Transit providers invest significant resources into describing their networks with maps, schedules, and signs. They use numbers, names, colors, and symbols to make the network easier to understand. These are all intended to ensure that riders spend as little time as possible having to think about how to navigate their system.

Providers have a wide range of control over the information they display to riders in their own brochures, signage, and digital real estate. They have less control when they have to distill their local conventions and the nuances of their schedules into standardized General Transit Feed Specification (GTFS) data before it is displayed alongside data from other providers in formats optimized for competing reasons.

What makes transit data good?

How should transit providers evaluate the quality of their GTFS data? Consider both completeness and accuracy.

Completeness.If a region has several transit providers, and all but one produces GTFS data, that provider's operations will be invisible to people planning trips with online tools. This frustrates riders ("why can't I get there easily?"), the provider ("why aren't people riding our bus?"), and the region ("why are so many people driving when we have a perfectly good bus network?").

Missing details matter, too. For example, transit riders with disabilities rely on accessibility information when planning trips. The GTFS-Pathways extension provides essential information about accessibility of multi-level transit stations. Without providing this data, transit providers cannot equitably serve all riders.
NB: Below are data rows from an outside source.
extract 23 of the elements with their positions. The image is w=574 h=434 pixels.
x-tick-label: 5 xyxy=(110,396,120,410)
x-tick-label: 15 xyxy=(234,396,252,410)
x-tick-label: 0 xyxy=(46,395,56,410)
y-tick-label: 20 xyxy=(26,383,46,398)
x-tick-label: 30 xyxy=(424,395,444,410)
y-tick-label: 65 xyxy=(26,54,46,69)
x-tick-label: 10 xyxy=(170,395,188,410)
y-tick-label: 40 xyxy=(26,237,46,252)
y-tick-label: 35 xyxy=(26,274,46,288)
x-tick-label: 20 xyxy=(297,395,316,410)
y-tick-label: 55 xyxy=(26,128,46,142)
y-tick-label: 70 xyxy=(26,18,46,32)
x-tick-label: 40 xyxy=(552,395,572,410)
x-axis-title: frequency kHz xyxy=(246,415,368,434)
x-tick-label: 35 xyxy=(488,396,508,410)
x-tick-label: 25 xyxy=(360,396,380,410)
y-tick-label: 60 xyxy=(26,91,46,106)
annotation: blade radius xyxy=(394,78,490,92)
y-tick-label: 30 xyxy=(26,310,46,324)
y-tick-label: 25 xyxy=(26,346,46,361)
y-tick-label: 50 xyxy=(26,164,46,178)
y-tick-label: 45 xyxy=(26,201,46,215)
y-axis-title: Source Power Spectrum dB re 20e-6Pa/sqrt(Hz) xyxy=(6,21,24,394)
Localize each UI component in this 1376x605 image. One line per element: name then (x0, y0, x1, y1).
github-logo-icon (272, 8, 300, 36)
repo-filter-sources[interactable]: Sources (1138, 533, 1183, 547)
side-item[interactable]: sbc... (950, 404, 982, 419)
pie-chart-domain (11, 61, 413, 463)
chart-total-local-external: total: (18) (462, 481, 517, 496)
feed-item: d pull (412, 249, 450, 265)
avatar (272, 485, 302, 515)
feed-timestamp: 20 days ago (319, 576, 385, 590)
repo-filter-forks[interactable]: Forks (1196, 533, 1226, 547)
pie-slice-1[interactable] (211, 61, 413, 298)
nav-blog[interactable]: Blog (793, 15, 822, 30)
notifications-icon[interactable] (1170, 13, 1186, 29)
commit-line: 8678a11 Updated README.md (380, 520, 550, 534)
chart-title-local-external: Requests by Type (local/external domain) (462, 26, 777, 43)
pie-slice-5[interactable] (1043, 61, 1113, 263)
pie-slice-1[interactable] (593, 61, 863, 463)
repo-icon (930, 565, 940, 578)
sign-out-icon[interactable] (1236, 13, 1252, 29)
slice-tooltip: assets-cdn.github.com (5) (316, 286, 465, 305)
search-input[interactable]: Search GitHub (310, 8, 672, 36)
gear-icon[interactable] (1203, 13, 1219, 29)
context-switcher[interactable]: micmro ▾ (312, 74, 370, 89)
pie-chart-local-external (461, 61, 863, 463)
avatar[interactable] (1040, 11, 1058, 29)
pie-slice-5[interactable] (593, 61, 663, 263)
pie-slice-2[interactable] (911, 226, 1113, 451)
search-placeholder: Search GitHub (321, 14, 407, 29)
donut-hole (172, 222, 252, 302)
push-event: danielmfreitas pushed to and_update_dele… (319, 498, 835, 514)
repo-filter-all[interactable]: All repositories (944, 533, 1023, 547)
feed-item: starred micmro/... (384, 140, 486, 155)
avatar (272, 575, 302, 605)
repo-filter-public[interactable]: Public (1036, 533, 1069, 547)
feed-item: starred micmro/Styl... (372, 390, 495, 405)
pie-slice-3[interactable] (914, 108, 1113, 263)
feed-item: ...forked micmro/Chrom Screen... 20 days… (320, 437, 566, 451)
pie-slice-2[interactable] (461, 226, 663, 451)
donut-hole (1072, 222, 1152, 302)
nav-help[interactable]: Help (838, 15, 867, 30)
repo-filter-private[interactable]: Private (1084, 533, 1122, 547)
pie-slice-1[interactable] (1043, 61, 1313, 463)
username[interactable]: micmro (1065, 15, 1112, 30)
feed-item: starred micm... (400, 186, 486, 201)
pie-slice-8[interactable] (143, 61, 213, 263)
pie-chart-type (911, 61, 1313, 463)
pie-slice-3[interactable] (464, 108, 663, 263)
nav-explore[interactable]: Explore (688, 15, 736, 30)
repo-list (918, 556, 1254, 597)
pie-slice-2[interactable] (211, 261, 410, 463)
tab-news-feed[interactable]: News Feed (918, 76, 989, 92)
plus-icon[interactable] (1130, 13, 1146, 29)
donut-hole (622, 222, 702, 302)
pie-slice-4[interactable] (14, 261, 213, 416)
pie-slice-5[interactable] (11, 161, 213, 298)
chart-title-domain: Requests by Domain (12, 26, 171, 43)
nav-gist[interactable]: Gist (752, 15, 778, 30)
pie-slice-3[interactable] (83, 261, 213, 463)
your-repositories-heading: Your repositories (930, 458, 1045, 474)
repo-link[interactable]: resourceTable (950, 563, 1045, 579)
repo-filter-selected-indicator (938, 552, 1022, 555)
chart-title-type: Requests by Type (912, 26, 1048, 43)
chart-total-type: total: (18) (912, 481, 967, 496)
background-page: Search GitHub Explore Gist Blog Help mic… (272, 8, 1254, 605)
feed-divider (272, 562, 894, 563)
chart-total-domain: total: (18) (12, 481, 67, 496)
Accuracy. It's not enough to simply publish information – it has to match what the rider sees and experiences. Data becomes inaccurate very easily as schedules change, detours happen, and drivers call out sick. There are few transit experiences more frustrating than waiting for a bus that isn't going to arrive.

Even subtle variations can make a big difference for a transit rider. If a trip planning app recommends taking the bus route "3N" but the route indicator on the bus says "3 Northbound" or "3 to City Center," the rider will question if this is the correct bus. Before they know it, the bus has left.

Optimizing your data

Since 2018, on behalf of DRMT, Cal-ITP has worked closely with service providers, trip planning applications, and transit riders to understand the many reasons data quality can become diminished and why it matters. This extensive knowledge base informed Caltrans' publication of California's Minimum GTFS Guidelines in the summer of 2020. These Guidelines include a ten-point Data Process Checklist that any transit provider can use to identify gaps in their data completeness and accuracy.

These Guidelines are part of DRMT's ongoing development of a Transit Data Quality Toolkit. The Toolkit includes technical support, grants, demonstration projects, and more to address the specific challenges transit providers face regarding GTFS completeness and accuracy.

DRMT invites any California transit provider to begin understanding and improving their GTFS data quality by first emailing gtfsrt@dot.ca.gov to request their GTFS data assessment. While discussing the results, providers can work with Caltrans to define a Transit Data Improvement Strategy that will close these gaps support and improve both the completeness and accuracy of transit data.

Accessible and equitable transit requires data that is complete and accurate, and DRMT looks forward to supporting California transit providers to deliver the highest-quality experience to their riders.